If the recent spate of headlines focused on Iranian APTs seems dizzying, it’s because it took years of analysis and sleuthing just to identify the activity, and authorities and researchers alike are still trying to wrap their heads around it all, Digital Shadows’ Hoffman says.

“Once identified, these attacks also take a reasonable amount of time to investigate,” she says. “There are a lot of puzzle pieces to analyze and put together.”

Researchers at Mandiant recently put together one puzzle that revealed years of cyberespionage activity that starts as spear-phishing but leads to Android phone monitoring and surveillance by IRGC-linked APT42, believed to be a subset of another Iranian threat group, APT35/Charming Kitten/Phosphorus.

Together, the two groups also are connected to an uncategorized threat cluster tracked as UNC2448, identified by Microsoft and Secureworks as a Phosphorus subgroup carrying out ransomware attacks for financial gain using BitLocker, researchers said.

To thicken the plot even further, this subgroup appears to be operated by a company using two public aliases, Secnerd and Lifeweb, that have links to one of the companies run by the Iranian nationals indicted in the DoJ’s case: Najee Technology Hooshmand.

Even as organizations absorb the impact of these revelations, researchers said attacks are far from over and likely will diversify as Iran continues its aim to exert political dominance on its foes, Mandiant’s Haeghebaert noted in his email.

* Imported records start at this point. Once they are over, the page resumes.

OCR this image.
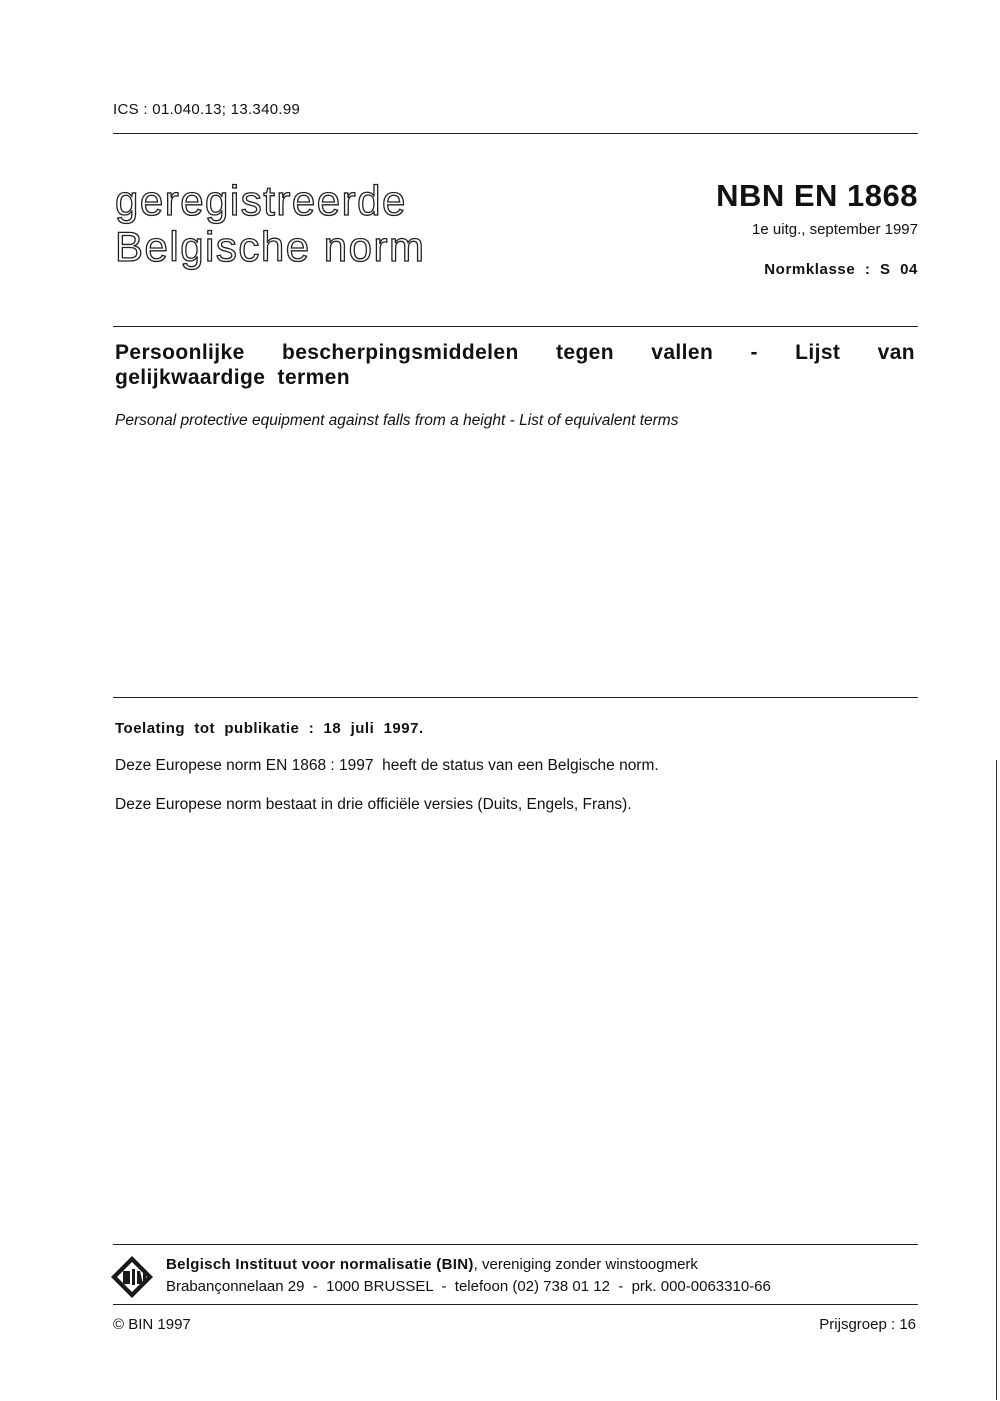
ICS : 01.040.13; 13.340.99
geregistreerde
Belgische norm
NBN EN 1868
1e uitg., september 1997
Normklasse  :  S  04
Persoonlijke bescherpingsmiddelen tegen vallen - Lijst van gelijkwaardige termen
Personal protective equipment against falls from a height - List of equivalent terms
Toelating  tot  publikatie  :  18  juli  1997.
Deze Europese norm EN 1868 : 1997  heeft de status van een Belgische norm.
Deze Europese norm bestaat in drie officiële versies (Duits, Engels, Frans).
Belgisch Instituut voor normalisatie (BIN), vereniging zonder winstoogmerk
Brabançonnelaan 29  -  1000 BRUSSEL  -  telefoon (02) 738 01 12  -  prk. 000-0063310-66
© BIN 1997	Prijsgroep : 16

“We assess that Iran will continue to use the full spectrum of operations enabled by its cyber capabilities in the long term,” he told Dark Reading. “Additionally, we believe that disruptive activity using ransomware, wipers, and other lock-and-leak techniques may become increasingly common if Iran remains isolated in the international stage and tensions with its neighbors in the region and the West continue to worsen.”